After that runaway success, it's understandable that they might have wanted to take a little bit of a breather. Arriving almost three and a half years after their last album, Wincing The Night Away is the groups follow-up statement, and it will certainly confuse at least a good portion of fans of their previous work. It's definitely still a Shins album, as singer James Mercer holds every track together with his unique voice, but this is by far the most obscured album they've done. It's as if the group wrote their normal songs, then switched out the guitars in places for synths and other instrumentation, while willfully trying to mislead listeners in places.
In places, the completely new palette of sounds does wonders for the group's sound, resulting in some of their most dizzying work to date. The first half of album opener of "Sleeping Lessons" is all quiet guitar strums and a repeating electronic melody that lulls you into a false sense of wonder before the group bursts forth and blows out the second half with soaring vocals, crashing drums and loud layers of guitars. "Split Needles" is closer to what you'd expect from the group, but again they take a slightly more aggressive route while layers of glitchy orchestral synth sounds build some great tension in places.
In other places, this new experimentation just doesn't work quite as well. "Sea Legs" shuffles along with sort of a hip-hop beat and some acoustic guitar strums and light synths. Despite the nice vocal work from Mercer, the long track simply sounds like a reach, with chord changes that muster little surprise. Meanwhile, both "Red Rabbits" and "Black Wave" find the group stripping back to ambient washes, guitars, and vocals. With some watery percussive elements and an overly cheeky feel, the latter just doesn't seem to go much of anywhere, while the latter builds some tension with a bit of a feedback squall at the end but likewise saps album energy.
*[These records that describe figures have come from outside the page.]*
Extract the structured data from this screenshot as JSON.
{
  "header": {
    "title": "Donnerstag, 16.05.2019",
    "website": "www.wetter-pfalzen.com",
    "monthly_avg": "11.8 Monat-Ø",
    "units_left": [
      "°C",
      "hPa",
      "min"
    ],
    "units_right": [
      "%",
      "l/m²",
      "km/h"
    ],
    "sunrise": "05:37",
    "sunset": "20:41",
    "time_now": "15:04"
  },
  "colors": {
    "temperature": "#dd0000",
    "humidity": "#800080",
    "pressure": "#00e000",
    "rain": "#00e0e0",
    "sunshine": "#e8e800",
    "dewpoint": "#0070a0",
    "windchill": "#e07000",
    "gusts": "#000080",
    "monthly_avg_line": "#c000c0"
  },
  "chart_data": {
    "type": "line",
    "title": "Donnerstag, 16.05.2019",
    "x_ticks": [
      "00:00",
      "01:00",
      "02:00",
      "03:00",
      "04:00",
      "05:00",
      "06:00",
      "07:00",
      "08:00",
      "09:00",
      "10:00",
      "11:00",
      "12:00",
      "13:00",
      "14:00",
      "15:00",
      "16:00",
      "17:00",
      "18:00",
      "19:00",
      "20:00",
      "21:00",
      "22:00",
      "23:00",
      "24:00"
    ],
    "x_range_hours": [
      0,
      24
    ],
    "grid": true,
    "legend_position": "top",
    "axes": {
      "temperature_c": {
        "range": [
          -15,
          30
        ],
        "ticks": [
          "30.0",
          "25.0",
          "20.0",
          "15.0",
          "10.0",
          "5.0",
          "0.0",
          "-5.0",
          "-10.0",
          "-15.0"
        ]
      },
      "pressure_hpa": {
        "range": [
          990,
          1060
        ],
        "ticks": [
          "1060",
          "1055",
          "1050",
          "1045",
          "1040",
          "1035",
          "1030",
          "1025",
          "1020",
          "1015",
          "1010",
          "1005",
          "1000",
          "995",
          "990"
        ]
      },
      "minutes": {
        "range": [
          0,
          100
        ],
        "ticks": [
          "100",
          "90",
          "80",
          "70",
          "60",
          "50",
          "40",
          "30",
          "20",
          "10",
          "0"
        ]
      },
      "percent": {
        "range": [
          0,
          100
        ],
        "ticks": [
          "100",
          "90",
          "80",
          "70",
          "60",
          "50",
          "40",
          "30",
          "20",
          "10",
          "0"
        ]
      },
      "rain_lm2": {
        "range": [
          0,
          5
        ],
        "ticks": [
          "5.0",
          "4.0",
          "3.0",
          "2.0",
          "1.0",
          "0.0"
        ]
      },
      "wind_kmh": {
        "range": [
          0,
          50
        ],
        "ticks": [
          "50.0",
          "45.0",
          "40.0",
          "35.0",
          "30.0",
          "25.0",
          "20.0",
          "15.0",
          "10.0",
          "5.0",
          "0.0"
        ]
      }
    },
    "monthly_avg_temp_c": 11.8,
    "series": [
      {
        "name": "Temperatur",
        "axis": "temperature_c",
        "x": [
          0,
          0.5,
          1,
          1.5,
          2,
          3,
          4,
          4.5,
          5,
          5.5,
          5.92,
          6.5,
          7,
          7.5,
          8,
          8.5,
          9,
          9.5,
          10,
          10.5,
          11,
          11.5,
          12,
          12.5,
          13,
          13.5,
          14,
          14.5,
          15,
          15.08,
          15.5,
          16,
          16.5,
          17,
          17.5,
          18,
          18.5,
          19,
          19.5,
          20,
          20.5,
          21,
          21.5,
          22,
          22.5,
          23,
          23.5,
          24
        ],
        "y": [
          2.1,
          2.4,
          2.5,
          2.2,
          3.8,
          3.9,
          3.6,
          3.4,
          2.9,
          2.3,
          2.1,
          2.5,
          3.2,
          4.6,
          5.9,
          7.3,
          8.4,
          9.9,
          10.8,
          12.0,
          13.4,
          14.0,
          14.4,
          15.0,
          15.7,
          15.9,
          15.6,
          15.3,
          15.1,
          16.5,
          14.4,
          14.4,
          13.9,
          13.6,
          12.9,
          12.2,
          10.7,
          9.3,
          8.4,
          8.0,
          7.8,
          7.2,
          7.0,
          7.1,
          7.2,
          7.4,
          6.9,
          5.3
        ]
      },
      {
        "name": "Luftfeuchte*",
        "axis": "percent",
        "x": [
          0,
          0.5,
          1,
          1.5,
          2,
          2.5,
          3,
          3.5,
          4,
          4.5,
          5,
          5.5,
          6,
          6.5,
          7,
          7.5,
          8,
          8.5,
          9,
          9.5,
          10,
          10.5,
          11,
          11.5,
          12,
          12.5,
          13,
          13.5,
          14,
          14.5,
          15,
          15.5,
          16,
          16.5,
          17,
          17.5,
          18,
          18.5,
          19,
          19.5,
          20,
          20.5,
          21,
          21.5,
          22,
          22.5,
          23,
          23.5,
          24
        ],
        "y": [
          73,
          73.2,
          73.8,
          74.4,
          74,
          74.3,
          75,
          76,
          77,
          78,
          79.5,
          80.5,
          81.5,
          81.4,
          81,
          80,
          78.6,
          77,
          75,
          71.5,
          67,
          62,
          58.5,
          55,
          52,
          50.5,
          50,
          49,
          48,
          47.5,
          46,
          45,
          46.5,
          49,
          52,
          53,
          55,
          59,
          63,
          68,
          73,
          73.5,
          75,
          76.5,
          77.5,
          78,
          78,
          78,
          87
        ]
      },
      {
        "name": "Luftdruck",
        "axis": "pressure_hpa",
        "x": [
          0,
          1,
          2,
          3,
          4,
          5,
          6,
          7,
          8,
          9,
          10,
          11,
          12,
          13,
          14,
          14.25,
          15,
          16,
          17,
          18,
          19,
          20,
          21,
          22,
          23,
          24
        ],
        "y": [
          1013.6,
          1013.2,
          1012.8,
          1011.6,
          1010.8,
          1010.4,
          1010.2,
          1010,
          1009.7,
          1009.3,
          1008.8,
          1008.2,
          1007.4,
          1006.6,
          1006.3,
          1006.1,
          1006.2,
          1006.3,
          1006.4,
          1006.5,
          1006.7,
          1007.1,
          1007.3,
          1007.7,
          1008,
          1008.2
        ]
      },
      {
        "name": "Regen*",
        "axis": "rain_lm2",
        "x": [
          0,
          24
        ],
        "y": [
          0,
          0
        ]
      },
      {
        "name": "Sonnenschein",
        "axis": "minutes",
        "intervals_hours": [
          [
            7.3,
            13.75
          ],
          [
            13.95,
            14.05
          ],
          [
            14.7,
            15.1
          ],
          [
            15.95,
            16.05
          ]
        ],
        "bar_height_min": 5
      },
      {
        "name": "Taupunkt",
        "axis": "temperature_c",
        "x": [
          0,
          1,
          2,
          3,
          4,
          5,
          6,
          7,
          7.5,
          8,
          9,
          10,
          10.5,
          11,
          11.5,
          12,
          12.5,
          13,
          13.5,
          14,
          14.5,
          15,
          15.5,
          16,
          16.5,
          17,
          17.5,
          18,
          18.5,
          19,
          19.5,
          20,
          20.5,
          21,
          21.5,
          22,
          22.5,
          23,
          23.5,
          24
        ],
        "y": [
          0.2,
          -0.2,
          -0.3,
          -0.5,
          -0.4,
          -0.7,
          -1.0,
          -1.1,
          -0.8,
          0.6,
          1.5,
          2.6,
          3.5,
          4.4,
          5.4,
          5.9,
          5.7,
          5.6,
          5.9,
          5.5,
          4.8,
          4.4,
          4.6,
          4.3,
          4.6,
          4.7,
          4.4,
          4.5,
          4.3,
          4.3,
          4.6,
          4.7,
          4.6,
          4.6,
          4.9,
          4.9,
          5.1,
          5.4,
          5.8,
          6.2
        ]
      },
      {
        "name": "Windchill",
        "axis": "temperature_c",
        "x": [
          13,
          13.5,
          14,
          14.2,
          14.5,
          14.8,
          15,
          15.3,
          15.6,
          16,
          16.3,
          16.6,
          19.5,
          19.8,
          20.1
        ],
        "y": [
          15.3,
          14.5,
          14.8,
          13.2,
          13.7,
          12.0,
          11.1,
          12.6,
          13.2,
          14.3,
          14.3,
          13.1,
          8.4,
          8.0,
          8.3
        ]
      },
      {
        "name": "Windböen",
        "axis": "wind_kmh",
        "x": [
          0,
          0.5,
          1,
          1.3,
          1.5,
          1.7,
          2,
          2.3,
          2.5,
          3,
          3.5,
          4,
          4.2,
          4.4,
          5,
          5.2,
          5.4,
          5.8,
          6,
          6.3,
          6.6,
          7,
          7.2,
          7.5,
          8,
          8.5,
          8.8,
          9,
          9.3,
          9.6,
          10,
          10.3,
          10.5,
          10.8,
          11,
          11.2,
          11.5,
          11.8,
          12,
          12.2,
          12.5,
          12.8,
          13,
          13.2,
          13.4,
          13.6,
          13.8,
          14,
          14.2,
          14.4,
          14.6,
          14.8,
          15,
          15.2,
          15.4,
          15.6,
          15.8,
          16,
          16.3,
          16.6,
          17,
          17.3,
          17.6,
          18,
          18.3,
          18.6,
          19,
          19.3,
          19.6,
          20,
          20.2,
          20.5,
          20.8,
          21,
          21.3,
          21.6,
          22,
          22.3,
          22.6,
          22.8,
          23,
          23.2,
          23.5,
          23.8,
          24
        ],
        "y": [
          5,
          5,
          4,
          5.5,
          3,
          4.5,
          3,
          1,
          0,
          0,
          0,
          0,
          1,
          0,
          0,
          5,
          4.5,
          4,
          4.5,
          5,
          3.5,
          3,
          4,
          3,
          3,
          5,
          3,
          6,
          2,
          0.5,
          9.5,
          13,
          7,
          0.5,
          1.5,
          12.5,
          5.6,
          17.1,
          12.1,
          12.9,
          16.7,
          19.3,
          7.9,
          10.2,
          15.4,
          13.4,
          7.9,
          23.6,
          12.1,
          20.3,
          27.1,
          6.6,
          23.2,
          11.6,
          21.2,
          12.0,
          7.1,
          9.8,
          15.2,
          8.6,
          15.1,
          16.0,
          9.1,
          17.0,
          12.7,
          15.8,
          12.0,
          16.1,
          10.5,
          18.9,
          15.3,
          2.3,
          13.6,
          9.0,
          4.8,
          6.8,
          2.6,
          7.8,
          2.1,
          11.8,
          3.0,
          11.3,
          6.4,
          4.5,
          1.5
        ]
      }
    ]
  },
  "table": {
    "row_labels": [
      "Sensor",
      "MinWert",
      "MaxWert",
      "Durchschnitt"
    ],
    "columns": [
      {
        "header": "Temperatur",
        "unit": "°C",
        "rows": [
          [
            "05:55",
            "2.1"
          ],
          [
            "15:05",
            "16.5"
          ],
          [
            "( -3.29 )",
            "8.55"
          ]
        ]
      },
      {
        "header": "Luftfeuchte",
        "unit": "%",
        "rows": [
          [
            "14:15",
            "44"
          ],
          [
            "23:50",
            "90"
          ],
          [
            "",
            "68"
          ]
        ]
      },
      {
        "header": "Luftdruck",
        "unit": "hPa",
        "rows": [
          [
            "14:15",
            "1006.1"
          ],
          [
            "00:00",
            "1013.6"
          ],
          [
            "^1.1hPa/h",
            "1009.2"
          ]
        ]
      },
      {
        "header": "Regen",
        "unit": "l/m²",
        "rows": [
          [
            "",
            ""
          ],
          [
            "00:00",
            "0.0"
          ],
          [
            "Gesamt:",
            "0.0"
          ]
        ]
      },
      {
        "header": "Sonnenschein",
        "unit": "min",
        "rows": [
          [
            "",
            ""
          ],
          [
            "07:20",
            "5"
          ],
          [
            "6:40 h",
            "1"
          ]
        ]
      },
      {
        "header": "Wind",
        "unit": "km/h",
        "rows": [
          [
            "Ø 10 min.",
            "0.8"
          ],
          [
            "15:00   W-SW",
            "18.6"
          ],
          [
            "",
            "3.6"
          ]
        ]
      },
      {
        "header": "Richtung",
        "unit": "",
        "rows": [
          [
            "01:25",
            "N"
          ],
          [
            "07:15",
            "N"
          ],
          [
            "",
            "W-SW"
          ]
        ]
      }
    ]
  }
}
There's still a handfull of rollicking pop tracks (like "Australia," "Turn On Me," and "Girl Sailor") that the group can seemingly write in their sleep at this point, but in large point Wincing The Night Away as a whole is both inconsistent and even odd in sequencing. In other words, it sounds more like a group clearing their heads and trying to decide which direction to go in next rather than a solid and certain next step. After all their recent success, perhaps they're just trying to separate their true fans from those who latched on after being lured in by a quirky movie character. If that's the case, the group will likely get their wish, as this newest release still has plenty of great moments, but they're not as immediately obvious as in the past.